The opportunity for Canadian businesses in emerging markets is huge. Economic growth in these regions is pegged at 6.5% this year and next—far outstripping IMF projections of 2.5% growth among advanced economies. China and India will lead that growth, with sub-Saharan Africa expanding by more than 5% a year.
And seeking new markets is more important than ever for Canadian exporters, who are desperately looking to diversify beyond the United States, home to three-quarters of this country’s exports. That much reliance on a single market leaves Canadian companies vulnerable when demand drops, as it did during the financial crisis.
Phoenix isn’t the only company hiring newcomers to help drive expansion into new markets. A new report released exclusively to The Globe and Mail shows almost one in five companies have hired a skilled immigrant to help diversify their global client base. Of those employers who hired immigrants to help them expand overseas, 93% said it was effective, according to the March poll of 461 employers, conducted for the Toronto Region Immigrant Employment Council.
Exporters are seizing on new markets, albeit slowly. The share of Canadian exports to China has tripled in the past decade and almost doubled to Europe, according to Statistics Canada. Small- and medium-sized businesses are more global in their outlook than a year ago, with nearly three-quarters saying firms should invest more time and money in international trade, a UPS Canada survey said last month.
Economists and policy makers have long urged companies to geographically diversify their sales, and recommended hiring more immigrants to help them do so.
A Conference Board of Canada report in October found that every 1-percentage-point increase in the number of immigrants to Canada can increase the value of imports into Canada by 0.21%, and the value of exports by 0.11%. The report urged employers to hire more immigrants as a way to drive innovation and build global competitiveness.
Indeed, the country’s population includes 1.3 million Chinese-Canadians and more than a million Indo-Canadians, residents who could help form a “human bridge” in terms of trade with those fast-growing nations, a report by the GPS Project—an initiative of the Canadian International Council—argued last year.
In Halifax, trade flows are growing between the East Coast port and Asian destinations such as Vietnam and India. Fred Morley, executive vice-president at the Halifax Greater Partnership, says he is seeing some hiring of immigrants to bolster trade with the region.
There is a ready pool of labour. Newcomers continue to face higher-than-average jobless rates. Immigrants have had higher unemployment rates than Canadian-born people since March 2006—but the gap has widened since the recession, according to the Toronto Immigrant Employment Data Initiative.
As of April, the jobless rate for all immigrants was 8.8% across the country and 13.9% for recent immigrants—much higher than that of the 6.2% for Canadian-born people.
Phoenix isn’t the only company looking to immigrants to open doors abroad. BSM Technologies, which sells software systems to track trucks, is hiring Spanish- and Portuguese-speaking sales specialists to smooth its entry into Latin America. It aims to increase sales 10 times over in the next three years.

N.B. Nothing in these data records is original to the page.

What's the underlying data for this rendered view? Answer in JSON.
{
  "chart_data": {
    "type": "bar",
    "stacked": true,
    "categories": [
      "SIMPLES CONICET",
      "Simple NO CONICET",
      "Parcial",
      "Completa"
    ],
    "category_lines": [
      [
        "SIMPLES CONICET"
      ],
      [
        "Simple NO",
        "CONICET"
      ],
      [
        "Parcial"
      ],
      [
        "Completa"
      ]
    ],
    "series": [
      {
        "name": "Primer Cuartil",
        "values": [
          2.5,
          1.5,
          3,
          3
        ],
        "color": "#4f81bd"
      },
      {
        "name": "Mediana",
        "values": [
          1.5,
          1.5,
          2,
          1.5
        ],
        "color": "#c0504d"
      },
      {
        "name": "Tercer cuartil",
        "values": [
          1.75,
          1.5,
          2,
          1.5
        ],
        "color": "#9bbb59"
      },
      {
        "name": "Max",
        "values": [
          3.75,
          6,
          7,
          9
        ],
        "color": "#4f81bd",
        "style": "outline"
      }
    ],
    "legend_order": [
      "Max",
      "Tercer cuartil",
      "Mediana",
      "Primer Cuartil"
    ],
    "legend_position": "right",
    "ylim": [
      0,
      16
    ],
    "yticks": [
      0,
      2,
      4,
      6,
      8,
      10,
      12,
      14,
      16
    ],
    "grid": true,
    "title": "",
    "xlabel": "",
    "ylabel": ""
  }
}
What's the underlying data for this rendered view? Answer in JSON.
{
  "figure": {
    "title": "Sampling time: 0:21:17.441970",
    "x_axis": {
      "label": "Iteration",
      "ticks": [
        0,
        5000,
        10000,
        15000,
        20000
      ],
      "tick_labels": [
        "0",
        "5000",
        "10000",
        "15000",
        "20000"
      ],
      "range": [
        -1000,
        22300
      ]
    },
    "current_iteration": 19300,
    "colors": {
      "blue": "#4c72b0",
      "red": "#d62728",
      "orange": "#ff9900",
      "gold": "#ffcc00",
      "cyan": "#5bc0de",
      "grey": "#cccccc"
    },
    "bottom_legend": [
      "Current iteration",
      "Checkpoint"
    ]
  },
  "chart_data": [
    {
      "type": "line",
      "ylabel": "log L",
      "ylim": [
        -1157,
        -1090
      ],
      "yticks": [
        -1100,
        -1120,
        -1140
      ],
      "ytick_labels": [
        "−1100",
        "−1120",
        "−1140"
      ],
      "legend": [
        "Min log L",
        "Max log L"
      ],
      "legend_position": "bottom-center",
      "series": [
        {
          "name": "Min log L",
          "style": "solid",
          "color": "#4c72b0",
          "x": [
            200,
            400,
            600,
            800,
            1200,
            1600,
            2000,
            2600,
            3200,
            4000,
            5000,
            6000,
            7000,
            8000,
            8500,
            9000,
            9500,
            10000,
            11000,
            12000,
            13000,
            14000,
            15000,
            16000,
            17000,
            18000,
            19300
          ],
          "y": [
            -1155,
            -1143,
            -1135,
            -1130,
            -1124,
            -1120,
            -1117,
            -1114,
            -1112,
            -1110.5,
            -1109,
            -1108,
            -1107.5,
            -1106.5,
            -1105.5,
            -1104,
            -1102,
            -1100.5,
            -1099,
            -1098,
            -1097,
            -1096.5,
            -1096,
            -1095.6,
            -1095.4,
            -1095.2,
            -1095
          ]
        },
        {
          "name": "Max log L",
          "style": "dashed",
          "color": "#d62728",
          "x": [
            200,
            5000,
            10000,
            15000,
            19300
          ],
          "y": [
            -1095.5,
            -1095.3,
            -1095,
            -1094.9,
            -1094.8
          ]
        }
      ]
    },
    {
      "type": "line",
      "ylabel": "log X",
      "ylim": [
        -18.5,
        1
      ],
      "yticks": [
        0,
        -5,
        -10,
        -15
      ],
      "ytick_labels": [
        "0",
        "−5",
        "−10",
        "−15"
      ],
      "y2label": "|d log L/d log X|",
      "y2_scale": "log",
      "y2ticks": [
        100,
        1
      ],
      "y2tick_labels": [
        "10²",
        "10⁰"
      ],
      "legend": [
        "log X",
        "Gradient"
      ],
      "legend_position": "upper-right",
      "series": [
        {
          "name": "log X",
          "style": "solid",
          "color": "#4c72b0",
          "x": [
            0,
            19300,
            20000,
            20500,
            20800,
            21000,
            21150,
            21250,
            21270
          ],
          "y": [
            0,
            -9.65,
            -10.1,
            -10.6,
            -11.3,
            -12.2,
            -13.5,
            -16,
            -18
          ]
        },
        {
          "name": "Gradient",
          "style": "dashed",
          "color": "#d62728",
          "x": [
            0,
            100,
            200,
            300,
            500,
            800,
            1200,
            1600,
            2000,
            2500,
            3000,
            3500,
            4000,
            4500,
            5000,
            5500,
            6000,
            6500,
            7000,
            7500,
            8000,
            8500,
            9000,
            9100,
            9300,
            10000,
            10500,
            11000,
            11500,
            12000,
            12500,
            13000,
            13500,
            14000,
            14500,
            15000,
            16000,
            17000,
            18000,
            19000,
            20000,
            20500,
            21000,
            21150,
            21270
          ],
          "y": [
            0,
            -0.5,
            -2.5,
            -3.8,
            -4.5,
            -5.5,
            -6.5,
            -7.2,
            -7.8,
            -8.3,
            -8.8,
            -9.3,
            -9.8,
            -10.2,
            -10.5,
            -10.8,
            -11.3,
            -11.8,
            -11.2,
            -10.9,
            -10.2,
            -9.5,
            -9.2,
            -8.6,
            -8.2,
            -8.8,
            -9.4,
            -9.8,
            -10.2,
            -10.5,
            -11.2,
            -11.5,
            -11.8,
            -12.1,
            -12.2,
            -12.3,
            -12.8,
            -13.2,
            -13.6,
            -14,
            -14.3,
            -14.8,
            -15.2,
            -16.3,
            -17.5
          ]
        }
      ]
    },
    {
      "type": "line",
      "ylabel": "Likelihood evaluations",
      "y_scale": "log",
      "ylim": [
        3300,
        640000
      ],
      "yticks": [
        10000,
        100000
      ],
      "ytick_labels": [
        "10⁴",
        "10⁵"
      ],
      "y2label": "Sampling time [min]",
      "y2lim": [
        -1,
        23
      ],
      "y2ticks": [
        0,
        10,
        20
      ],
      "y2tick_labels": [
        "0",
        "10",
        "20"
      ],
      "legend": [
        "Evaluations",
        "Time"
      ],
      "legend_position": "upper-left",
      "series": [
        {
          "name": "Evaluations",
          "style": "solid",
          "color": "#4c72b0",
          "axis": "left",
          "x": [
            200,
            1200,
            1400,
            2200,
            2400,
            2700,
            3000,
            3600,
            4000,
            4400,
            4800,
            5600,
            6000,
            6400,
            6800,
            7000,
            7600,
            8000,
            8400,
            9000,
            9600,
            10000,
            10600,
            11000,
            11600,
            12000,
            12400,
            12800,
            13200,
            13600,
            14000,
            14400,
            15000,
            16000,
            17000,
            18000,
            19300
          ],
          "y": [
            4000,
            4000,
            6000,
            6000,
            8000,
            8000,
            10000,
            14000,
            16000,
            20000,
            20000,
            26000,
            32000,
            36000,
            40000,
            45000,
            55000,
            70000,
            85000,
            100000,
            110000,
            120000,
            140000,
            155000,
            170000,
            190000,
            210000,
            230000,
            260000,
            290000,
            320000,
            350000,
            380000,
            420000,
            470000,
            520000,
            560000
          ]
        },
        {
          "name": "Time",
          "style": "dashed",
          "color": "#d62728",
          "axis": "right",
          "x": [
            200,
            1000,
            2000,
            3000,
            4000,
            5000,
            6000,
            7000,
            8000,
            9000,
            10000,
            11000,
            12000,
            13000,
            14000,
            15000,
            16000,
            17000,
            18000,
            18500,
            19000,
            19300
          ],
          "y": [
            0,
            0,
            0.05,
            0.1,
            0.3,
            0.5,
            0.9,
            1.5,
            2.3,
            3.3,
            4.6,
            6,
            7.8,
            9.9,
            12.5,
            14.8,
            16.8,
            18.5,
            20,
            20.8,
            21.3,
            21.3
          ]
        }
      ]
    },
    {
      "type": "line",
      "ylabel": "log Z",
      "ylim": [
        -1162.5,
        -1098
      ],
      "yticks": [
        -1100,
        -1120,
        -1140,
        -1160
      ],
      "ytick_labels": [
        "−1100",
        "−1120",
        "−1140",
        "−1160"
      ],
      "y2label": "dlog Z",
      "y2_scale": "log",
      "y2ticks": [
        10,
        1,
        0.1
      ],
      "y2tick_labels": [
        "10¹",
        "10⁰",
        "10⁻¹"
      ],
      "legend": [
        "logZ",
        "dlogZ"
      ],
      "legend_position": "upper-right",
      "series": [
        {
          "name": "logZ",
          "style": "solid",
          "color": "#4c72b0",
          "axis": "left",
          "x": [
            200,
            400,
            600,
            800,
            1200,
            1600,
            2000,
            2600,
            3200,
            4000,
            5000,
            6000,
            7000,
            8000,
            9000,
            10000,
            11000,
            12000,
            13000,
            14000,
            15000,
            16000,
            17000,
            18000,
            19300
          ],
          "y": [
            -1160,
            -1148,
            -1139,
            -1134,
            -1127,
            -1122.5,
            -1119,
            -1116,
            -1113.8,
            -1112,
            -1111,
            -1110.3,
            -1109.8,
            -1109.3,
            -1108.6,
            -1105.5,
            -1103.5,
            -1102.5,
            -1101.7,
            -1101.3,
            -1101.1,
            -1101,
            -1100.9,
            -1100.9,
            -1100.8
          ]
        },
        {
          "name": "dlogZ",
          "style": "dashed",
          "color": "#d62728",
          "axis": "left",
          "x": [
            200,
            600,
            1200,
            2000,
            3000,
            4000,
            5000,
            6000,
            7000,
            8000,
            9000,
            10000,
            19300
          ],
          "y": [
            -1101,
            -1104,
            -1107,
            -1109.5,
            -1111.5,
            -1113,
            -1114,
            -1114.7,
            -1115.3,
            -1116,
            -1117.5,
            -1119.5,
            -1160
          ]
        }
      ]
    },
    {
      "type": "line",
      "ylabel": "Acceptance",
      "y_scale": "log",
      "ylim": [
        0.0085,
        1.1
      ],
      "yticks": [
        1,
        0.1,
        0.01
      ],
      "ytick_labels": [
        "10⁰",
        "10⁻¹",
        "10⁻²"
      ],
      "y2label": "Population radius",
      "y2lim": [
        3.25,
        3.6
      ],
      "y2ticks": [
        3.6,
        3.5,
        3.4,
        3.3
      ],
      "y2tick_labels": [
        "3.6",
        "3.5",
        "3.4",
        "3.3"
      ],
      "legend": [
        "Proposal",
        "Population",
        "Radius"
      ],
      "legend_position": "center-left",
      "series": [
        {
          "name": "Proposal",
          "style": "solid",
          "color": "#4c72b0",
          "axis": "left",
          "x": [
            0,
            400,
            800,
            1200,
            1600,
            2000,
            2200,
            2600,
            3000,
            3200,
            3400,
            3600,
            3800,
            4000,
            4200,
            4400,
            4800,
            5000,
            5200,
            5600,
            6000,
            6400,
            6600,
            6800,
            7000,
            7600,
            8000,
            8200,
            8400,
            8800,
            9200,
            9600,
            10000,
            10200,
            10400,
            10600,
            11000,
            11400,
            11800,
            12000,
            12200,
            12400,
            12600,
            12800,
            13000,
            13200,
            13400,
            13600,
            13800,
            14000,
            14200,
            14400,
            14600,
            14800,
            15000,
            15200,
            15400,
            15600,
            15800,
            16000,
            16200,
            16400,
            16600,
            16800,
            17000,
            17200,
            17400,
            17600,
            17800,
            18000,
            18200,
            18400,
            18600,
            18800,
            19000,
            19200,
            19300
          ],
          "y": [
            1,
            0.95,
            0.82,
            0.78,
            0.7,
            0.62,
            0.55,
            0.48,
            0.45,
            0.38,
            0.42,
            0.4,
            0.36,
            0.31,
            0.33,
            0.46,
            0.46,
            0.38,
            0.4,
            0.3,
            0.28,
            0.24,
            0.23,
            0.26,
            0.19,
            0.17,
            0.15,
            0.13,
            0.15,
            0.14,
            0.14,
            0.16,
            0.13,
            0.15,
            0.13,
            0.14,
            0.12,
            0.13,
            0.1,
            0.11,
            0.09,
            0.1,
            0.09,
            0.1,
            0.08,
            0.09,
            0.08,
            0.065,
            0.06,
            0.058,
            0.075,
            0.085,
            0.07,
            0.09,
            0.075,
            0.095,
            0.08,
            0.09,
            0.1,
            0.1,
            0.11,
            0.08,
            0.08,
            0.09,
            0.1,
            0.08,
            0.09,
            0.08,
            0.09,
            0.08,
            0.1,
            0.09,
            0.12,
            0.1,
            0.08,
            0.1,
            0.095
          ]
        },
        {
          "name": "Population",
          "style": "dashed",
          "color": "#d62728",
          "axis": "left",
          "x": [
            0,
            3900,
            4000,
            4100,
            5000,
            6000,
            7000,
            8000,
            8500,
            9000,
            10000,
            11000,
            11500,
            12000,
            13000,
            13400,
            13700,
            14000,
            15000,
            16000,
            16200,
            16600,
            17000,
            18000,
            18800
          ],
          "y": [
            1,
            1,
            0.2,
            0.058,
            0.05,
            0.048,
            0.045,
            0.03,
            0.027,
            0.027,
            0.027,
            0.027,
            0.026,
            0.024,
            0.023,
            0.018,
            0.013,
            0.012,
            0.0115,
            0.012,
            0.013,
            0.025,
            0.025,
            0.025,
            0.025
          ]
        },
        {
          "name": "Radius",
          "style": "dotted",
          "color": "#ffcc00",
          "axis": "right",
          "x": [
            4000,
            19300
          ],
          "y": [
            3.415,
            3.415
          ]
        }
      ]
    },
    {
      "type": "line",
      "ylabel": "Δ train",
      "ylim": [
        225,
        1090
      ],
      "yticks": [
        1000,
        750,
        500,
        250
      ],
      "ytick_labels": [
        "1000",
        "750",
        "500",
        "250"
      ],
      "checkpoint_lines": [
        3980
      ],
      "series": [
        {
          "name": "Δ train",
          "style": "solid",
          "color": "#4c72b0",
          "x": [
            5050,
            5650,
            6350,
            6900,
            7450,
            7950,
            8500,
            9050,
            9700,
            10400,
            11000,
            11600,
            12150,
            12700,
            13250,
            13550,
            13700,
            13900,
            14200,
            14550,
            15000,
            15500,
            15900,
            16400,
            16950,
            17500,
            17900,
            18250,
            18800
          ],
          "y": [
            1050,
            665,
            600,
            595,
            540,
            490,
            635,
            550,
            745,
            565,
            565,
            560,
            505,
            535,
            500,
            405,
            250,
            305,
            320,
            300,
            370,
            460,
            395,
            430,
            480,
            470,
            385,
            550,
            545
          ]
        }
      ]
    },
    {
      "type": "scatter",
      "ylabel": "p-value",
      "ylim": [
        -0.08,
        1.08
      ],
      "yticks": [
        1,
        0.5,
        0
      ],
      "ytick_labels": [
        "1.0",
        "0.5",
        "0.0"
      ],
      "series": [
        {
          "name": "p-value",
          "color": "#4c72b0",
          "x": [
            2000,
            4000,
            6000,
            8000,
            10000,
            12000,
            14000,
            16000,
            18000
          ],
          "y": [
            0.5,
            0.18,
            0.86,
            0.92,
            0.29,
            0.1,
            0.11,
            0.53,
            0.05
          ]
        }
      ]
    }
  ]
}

It hasn’t had much trouble finding candidates; Spanish is the third-most spoken language in Canada after English and French. “Latin America’s very attractive. We want people who speak the languages and know the culture,” said Aly Rahemtulla, president and chief executive officer.
Phoenix, meantime, has just 51 employees. But it does business with 80 countries and its workers speak 15 different first languages. Ninety per cent of its revenue comes from outside Canada, from markets such as China, Russia and Latin America.
Haile says it’s the subtle differences that can make a sale: Not using a first name, not shaking a woman’s hand or standing too close to her; sharing a meal, chatting, sometimes for hours about non-business subjects first.
The company’s staff isn’t just a reflection of Canada’s largest city, says Leo Fox, the company’s president. A multicultural work force represents a competitive advantage. “When you want to choose market makers, you need people with the languages. You need to know how people think in that culture.”